In Tianjiajing, Henan province (east-central China)is a century-old sanctuary of the Virgin Mary. The sanctuary was nearly destroyed by the Japanese, and later by the Red Guards, but since 1979, citizens have been rebuilding it.
The sanctuary features a statue of Mary in her role as “Our Lady of Mount Carmel.” On July 16, the worldwide Mount Carmel feast day, as many as fifty thousand pilgrims visit the sanctuary. Yet as reported in AsiaNews.it, the provincial government has recently forbidden visits to the shrine, and declared that the police and military will prevent the July 16 pilgrimages. Moreover, the government has declared that the entire shrine will be dynamited. Nor will local Catholics be allowed to save the Mary statue, or other sacred artwork on the site, by removing them before the explosions go off.

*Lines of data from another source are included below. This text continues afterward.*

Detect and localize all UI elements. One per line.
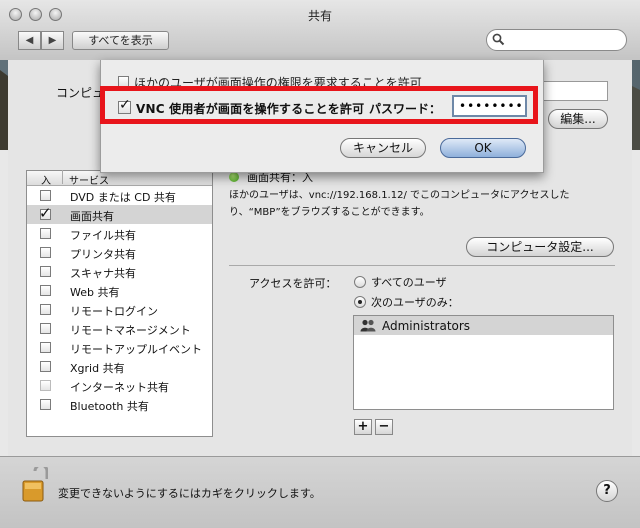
user-list[interactable]: Administrators: [353, 315, 614, 410]
service-checkbox[interactable]: [40, 361, 51, 372]
service-label: リモートマネージメント: [70, 324, 191, 337]
service-list[interactable]: 入 サービス DVD または CD 共有 ✓ 画面共有 ファイル共有 プリンタ共…: [26, 170, 213, 437]
service-label: リモートログイン: [70, 305, 158, 318]
checkmark-icon: ✓: [39, 204, 52, 222]
service-row-bluetooth[interactable]: Bluetooth 共有: [27, 395, 212, 414]
service-label: リモートアップルイベント: [70, 343, 202, 356]
service-row-xgrid[interactable]: Xgrid 共有: [27, 357, 212, 376]
service-row-remote-management[interactable]: リモートマネージメント: [27, 319, 212, 338]
service-label: ファイル共有: [70, 229, 136, 242]
description-line-2: り、“MBP”をブラウズすることができます。: [229, 207, 430, 218]
preferences-window: 共有 ◀ ▶ すべてを表示 コンピュ 編集... 入 サービス DVD または …: [0, 0, 640, 528]
service-label: スキャナ共有: [70, 267, 136, 280]
help-button[interactable]: ?: [596, 480, 618, 502]
service-label: DVD または CD 共有: [70, 191, 176, 204]
sharing-description: ほかのユーザは、vnc://192.168.1.12/ でこのコンピュータにアク…: [229, 187, 609, 221]
service-row-printer-sharing[interactable]: プリンタ共有: [27, 243, 212, 262]
back-button[interactable]: ◀: [18, 31, 41, 50]
service-checkbox[interactable]: [40, 380, 51, 391]
lock-icon[interactable]: [22, 467, 48, 503]
show-all-button[interactable]: すべてを表示: [72, 31, 169, 50]
header-on: 入: [41, 176, 51, 187]
service-row-internet-sharing[interactable]: インターネット共有: [27, 376, 212, 395]
service-row-scanner-sharing[interactable]: スキャナ共有: [27, 262, 212, 281]
search-icon: [492, 33, 505, 46]
service-checkbox[interactable]: [40, 266, 51, 277]
access-label: アクセスを許可：: [249, 277, 337, 290]
computer-settings-button[interactable]: コンピュータ設定...: [466, 237, 614, 257]
service-label: Xgrid 共有: [70, 362, 125, 375]
service-checkbox[interactable]: [40, 342, 51, 353]
list-header: 入 サービス: [27, 170, 212, 187]
service-checkbox[interactable]: [40, 285, 51, 296]
service-label: 画面共有: [70, 210, 114, 223]
header-service: サービス: [69, 176, 109, 187]
remove-user-button[interactable]: −: [375, 419, 393, 435]
service-row-web-sharing[interactable]: Web 共有: [27, 281, 212, 300]
service-label: Web 共有: [70, 286, 120, 299]
divider: [229, 265, 615, 266]
service-checkbox[interactable]: [40, 399, 51, 410]
radio-all-users-label[interactable]: すべてのユーザ: [371, 274, 447, 290]
ok-button[interactable]: OK: [440, 138, 526, 158]
service-checkbox[interactable]: [40, 228, 51, 239]
service-checkbox[interactable]: [40, 304, 51, 315]
service-checkbox[interactable]: [40, 190, 51, 201]
service-label: Bluetooth 共有: [70, 400, 149, 413]
radio-only-users[interactable]: [354, 296, 366, 308]
edit-button[interactable]: 編集...: [548, 109, 608, 129]
computer-name-field[interactable]: [540, 81, 608, 101]
radio-only-users-label[interactable]: 次のユーザのみ：: [371, 294, 459, 310]
service-label: プリンタ共有: [70, 248, 136, 261]
status-indicator-icon: [229, 172, 239, 182]
window-title: 共有: [307, 9, 332, 23]
cancel-button[interactable]: キャンセル: [340, 138, 426, 158]
group-users-icon: [360, 319, 376, 332]
search-field[interactable]: [486, 29, 627, 51]
service-row-screen-sharing[interactable]: ✓ 画面共有: [27, 204, 212, 224]
add-user-button[interactable]: +: [354, 419, 372, 435]
computer-name-label: コンピュ: [56, 86, 105, 100]
service-checkbox[interactable]: [40, 247, 51, 258]
service-row-remote-login[interactable]: リモートログイン: [27, 300, 212, 319]
title-bar: 共有 ◀ ▶ すべてを表示: [0, 0, 640, 61]
user-label: Administrators: [382, 319, 471, 333]
description-line-1: ほかのユーザは、vnc://192.168.1.12/ でこのコンピュータにアク…: [229, 190, 570, 201]
service-row-dvd[interactable]: DVD または CD 共有: [27, 186, 212, 205]
service-label: インターネット共有: [70, 381, 169, 394]
highlight-annotation-box: [100, 86, 538, 124]
user-row[interactable]: Administrators: [354, 316, 613, 335]
service-row-remote-apple-events[interactable]: リモートアップルイベント: [27, 338, 212, 357]
lock-text: 変更できないようにするにはカギをクリックします。: [58, 487, 321, 500]
radio-selected-dot: [358, 300, 362, 304]
service-row-file-sharing[interactable]: ファイル共有: [27, 224, 212, 243]
forward-button[interactable]: ▶: [41, 31, 64, 50]
service-checkbox[interactable]: [40, 323, 51, 334]
radio-all-users[interactable]: [354, 276, 366, 288]
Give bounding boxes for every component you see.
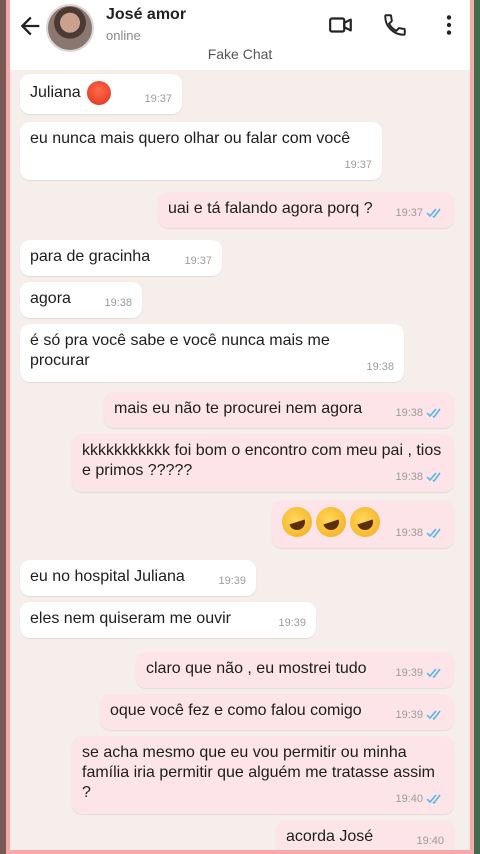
message-text: claro que não , eu mostrei tudo [146, 660, 367, 677]
message-text: uai e tá falando agora porq ? [168, 200, 373, 217]
back-arrow-icon[interactable] [16, 12, 44, 40]
message-text: é só pra você sabe e você nunca mais me … [30, 332, 330, 369]
message-text: agora [30, 290, 71, 307]
read-ticks-icon [426, 528, 441, 538]
rolling-laughing-icon [312, 503, 350, 541]
message-time: 19:40 [416, 835, 444, 847]
rolling-laughing-icon [278, 503, 316, 541]
message-bubble[interactable]: uai e tá falando agora porq ? 19:37 [158, 192, 454, 228]
read-ticks-icon [426, 794, 441, 804]
read-ticks-icon [426, 472, 441, 482]
message-bubble[interactable]: é só pra você sabe e você nunca mais me … [20, 324, 404, 382]
message-time: 19:37 [144, 93, 172, 105]
message-time: 19:38 [395, 403, 444, 423]
message-bubble[interactable]: 19:38 [272, 500, 454, 548]
message-bubble[interactable]: agora 19:38 [20, 282, 142, 318]
message-bubble[interactable]: eles nem quiseram me ouvir 19:39 [20, 602, 316, 638]
read-ticks-icon [426, 208, 441, 218]
message-text: eu nunca mais quero olhar ou falar com v… [30, 130, 351, 147]
message-time: 19:38 [104, 297, 132, 309]
message-bubble[interactable]: eu no hospital Juliana 19:39 [20, 560, 256, 596]
avatar[interactable] [46, 4, 94, 52]
chat-frame: José amor online Fake Chat Juliana 19:37… [6, 0, 474, 854]
message-time: 19:38 [366, 361, 394, 373]
contact-name[interactable]: José amor [106, 6, 186, 24]
message-bubble[interactable]: kkkkkkkkkkk foi bom o encontro com meu p… [72, 434, 454, 492]
message-bubble[interactable]: oque você fez e como falou comigo 19:39 [100, 694, 454, 730]
message-time: 19:38 [395, 467, 444, 487]
message-time: 19:38 [395, 523, 444, 543]
message-text: mais eu não te procurei nem agora [114, 400, 363, 417]
message-time: 19:40 [395, 789, 444, 809]
message-bubble[interactable]: Juliana 19:37 [20, 74, 182, 114]
message-text: eu no hospital Juliana [30, 568, 185, 585]
message-text: oque você fez e como falou comigo [110, 702, 362, 719]
video-call-icon[interactable] [328, 12, 354, 38]
message-bubble[interactable]: eu nunca mais quero olhar ou falar com v… [20, 122, 382, 180]
message-time: 19:37 [344, 159, 372, 171]
chat-subtitle: Fake Chat [207, 46, 273, 62]
message-time: 19:37 [184, 255, 212, 267]
read-ticks-icon [426, 668, 441, 678]
message-bubble[interactable]: acorda José 19:40 [276, 820, 454, 850]
message-bubble[interactable]: mais eu não te procurei nem agora 19:38 [104, 392, 454, 428]
contact-status: online [106, 28, 141, 43]
message-time: 19:39 [395, 663, 444, 683]
message-text: Juliana [30, 84, 81, 102]
more-options-icon[interactable] [436, 12, 462, 38]
message-time: 19:39 [218, 575, 246, 587]
message-text: eles nem quiseram me ouvir [30, 610, 231, 627]
rolling-laughing-icon [346, 503, 384, 541]
read-ticks-icon [426, 710, 441, 720]
message-time: 19:39 [278, 617, 306, 629]
message-bubble[interactable]: claro que não , eu mostrei tudo 19:39 [136, 652, 454, 688]
message-time: 19:39 [395, 705, 444, 725]
chat-header: José amor online Fake Chat [10, 0, 470, 70]
read-ticks-icon [426, 408, 441, 418]
message-bubble[interactable]: se acha mesmo que eu vou permitir ou min… [72, 736, 454, 814]
right-background [474, 0, 480, 854]
phone-call-icon[interactable] [382, 12, 408, 38]
message-time: 19:37 [395, 203, 444, 223]
message-bubble[interactable]: para de gracinha 19:37 [20, 240, 222, 276]
message-text: se acha mesmo que eu vou permitir ou min… [82, 744, 436, 801]
message-text: para de gracinha [30, 248, 151, 265]
message-text: acorda José [286, 828, 374, 845]
angry-face-icon [86, 81, 111, 105]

Some local Catholics believe that the government may want the property, which sits high on a mountain overlooking a valley, to build a hotel, or for a home for a high Communist party official. This certainly possible; as Mencius, the greatest developer of Confucian thought, observed, “Now the way feudal lords take from the people is no different from robbery.” But mere rapacity does not explain why the government is so determined to destroy the statue, rather than allow it to be taken to another location.

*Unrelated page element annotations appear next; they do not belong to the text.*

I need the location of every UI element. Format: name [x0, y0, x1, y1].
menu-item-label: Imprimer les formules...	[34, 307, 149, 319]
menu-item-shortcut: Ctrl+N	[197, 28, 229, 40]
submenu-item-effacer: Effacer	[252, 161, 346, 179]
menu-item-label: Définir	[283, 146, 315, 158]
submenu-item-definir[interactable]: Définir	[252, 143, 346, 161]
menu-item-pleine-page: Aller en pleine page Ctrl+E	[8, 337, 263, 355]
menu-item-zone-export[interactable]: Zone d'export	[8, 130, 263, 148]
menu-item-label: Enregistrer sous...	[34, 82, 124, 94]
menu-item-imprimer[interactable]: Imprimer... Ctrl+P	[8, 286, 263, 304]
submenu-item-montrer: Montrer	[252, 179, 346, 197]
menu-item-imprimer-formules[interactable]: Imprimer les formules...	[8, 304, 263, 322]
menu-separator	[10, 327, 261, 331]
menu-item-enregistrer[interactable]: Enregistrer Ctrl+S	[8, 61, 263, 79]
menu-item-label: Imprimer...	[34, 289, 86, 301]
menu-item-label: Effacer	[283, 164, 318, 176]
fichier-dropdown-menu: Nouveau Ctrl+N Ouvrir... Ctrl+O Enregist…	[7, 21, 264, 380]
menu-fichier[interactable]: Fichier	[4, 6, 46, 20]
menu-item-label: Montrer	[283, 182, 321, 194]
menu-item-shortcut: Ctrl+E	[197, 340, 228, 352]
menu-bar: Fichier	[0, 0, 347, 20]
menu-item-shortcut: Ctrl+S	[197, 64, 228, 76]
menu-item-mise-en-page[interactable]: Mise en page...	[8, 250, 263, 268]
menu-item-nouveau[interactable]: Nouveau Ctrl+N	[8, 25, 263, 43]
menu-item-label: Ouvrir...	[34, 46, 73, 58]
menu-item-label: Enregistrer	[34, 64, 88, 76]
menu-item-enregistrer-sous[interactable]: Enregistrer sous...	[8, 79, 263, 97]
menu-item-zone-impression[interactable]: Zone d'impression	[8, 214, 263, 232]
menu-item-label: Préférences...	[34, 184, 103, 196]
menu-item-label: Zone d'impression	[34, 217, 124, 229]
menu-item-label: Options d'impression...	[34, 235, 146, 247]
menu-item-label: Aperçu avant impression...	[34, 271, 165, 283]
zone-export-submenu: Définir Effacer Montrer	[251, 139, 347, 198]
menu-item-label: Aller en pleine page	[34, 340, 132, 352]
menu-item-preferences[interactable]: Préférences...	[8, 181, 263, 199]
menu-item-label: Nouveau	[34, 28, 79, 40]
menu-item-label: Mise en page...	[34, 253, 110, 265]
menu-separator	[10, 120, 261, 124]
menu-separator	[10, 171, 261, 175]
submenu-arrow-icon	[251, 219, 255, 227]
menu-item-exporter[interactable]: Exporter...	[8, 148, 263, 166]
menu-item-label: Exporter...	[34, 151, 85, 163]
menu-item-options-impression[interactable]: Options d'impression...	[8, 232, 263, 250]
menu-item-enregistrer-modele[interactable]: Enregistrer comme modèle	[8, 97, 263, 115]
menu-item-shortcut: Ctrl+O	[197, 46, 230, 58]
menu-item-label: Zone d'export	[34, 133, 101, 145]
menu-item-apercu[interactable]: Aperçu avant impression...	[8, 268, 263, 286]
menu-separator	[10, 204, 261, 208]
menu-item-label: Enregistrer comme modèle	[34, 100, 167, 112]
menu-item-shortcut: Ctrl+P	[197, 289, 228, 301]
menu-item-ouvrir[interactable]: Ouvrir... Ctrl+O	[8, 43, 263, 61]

The Chinese government is terrified of large public assemblies not directed by the government. Should the Mary statue not be destroyed, its new location might become a site of mass gatherings. People at the mass gathering would of course remember the history of the theft of the statue’s original location.

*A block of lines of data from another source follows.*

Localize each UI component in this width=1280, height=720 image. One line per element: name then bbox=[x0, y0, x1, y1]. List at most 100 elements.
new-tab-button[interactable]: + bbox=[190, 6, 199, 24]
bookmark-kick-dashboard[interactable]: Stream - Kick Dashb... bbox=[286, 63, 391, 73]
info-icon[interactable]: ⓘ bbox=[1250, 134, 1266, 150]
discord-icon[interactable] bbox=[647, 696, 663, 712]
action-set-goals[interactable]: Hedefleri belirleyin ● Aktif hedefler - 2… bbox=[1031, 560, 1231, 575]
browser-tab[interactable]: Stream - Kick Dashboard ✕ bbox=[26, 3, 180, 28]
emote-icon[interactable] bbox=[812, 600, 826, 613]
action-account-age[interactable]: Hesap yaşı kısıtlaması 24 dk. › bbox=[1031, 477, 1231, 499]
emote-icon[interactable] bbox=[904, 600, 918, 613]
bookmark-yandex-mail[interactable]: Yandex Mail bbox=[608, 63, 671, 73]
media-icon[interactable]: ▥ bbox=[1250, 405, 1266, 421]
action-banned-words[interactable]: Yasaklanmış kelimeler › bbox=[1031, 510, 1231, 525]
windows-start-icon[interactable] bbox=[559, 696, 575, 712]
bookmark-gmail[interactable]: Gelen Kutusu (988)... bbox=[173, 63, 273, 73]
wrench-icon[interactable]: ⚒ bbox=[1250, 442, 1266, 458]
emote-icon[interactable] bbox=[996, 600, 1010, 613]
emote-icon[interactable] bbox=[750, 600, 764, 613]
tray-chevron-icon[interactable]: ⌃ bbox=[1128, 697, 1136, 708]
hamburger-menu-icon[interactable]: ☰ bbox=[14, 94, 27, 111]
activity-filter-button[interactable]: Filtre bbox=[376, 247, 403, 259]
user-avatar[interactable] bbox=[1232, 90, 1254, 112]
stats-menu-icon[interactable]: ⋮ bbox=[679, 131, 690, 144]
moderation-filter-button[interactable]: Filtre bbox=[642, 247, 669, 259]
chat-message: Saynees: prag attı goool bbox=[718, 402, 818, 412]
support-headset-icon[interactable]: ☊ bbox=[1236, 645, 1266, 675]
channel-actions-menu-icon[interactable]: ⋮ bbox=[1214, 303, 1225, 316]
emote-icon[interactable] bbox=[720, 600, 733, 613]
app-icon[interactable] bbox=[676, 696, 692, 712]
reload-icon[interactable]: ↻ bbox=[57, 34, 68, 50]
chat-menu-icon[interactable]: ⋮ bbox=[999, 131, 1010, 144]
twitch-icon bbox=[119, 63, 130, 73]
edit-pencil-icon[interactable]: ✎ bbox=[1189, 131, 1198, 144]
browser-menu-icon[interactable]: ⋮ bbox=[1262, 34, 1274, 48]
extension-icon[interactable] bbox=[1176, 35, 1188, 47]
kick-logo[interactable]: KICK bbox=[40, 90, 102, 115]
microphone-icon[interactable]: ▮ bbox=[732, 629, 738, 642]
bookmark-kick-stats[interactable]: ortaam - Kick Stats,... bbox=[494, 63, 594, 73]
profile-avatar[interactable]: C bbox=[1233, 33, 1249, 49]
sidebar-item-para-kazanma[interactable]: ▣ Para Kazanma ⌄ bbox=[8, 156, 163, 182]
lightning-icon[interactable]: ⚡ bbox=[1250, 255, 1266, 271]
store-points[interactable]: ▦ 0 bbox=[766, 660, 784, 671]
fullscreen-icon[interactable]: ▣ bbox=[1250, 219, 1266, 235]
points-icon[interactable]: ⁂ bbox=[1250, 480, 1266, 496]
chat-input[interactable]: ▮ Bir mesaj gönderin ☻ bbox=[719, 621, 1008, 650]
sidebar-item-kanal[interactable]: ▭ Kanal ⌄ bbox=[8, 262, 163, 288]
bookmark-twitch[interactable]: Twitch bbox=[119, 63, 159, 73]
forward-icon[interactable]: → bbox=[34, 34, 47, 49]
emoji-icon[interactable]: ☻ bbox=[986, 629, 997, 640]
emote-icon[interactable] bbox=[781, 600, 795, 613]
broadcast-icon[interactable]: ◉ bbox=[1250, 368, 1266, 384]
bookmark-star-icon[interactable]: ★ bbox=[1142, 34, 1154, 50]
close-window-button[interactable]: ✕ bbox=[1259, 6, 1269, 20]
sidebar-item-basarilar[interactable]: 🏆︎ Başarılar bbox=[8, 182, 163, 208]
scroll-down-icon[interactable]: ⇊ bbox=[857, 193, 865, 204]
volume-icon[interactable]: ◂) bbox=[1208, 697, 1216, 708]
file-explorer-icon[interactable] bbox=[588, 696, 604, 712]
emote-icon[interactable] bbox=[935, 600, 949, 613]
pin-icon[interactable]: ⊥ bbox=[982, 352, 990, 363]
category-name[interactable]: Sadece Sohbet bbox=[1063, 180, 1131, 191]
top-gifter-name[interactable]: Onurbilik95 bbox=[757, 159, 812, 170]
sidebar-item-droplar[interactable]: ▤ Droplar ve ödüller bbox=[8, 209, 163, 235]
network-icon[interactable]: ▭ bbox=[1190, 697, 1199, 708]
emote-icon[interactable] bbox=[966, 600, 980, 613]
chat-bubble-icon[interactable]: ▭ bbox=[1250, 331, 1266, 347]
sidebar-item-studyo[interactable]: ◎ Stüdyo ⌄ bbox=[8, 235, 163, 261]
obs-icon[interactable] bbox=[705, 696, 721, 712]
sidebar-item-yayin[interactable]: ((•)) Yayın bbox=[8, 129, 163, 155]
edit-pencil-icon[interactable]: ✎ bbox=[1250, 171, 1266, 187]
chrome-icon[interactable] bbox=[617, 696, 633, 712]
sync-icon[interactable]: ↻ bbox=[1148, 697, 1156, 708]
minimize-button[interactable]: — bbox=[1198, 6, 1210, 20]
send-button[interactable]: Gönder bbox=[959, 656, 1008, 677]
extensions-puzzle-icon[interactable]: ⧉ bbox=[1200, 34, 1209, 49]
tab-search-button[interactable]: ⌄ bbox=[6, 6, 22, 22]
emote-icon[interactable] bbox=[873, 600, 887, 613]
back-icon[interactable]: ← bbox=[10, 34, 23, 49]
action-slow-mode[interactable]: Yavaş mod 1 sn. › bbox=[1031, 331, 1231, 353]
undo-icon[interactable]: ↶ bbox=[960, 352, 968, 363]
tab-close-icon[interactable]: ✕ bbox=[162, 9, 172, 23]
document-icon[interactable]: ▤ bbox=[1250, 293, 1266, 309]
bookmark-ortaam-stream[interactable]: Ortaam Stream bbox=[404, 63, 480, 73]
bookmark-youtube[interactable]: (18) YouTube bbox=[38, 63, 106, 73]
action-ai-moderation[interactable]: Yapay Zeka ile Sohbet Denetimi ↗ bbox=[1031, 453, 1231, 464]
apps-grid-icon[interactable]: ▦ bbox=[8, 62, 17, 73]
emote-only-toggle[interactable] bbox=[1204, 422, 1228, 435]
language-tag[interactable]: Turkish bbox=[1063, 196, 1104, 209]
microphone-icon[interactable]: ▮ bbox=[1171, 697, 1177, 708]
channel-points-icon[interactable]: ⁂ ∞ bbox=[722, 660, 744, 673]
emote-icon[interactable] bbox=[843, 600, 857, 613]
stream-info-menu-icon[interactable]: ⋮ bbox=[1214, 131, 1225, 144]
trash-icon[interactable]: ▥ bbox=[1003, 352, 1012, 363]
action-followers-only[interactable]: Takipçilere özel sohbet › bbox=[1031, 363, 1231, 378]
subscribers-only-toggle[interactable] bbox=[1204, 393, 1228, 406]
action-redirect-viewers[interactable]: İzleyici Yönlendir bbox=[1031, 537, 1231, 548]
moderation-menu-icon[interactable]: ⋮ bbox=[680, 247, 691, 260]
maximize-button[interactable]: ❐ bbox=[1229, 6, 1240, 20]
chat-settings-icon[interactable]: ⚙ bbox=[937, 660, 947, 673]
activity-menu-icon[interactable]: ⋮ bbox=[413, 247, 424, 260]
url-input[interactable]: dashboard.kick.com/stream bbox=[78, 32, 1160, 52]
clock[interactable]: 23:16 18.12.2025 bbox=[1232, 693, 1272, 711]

Around the world, many people are urging their own governments to request that the Chinese government cancel plans to demolish the Tianjiajing sanctuary. The dynamiting would reveal the current Chinese regime, at least in this regard, as even more maliciously destructive than the Japanese fascist army or Maoist Red Guards.
“The mandate of heaven” was the traditional ideological basis of the rule of a Chinese government. Mencius said: “Heaven sees as the people see; Heaven hears as the people hear.” Thus, the dissatisfaction of the people could remove the mandate of Heaven from a ruler, and place it on another ruler. Mencius considered revolution to be morally imperative in some cases.
A government which trembles in fear at the prospect of China’s tiny Catholic minority gathering to honor the Virgin is plainly a government which has lost the Mandate of Heaven; it is the kind of tyranny against which Mencius and Confucius specifically sanctioned armed revolution. (Analects 11:17: Mencius book 7).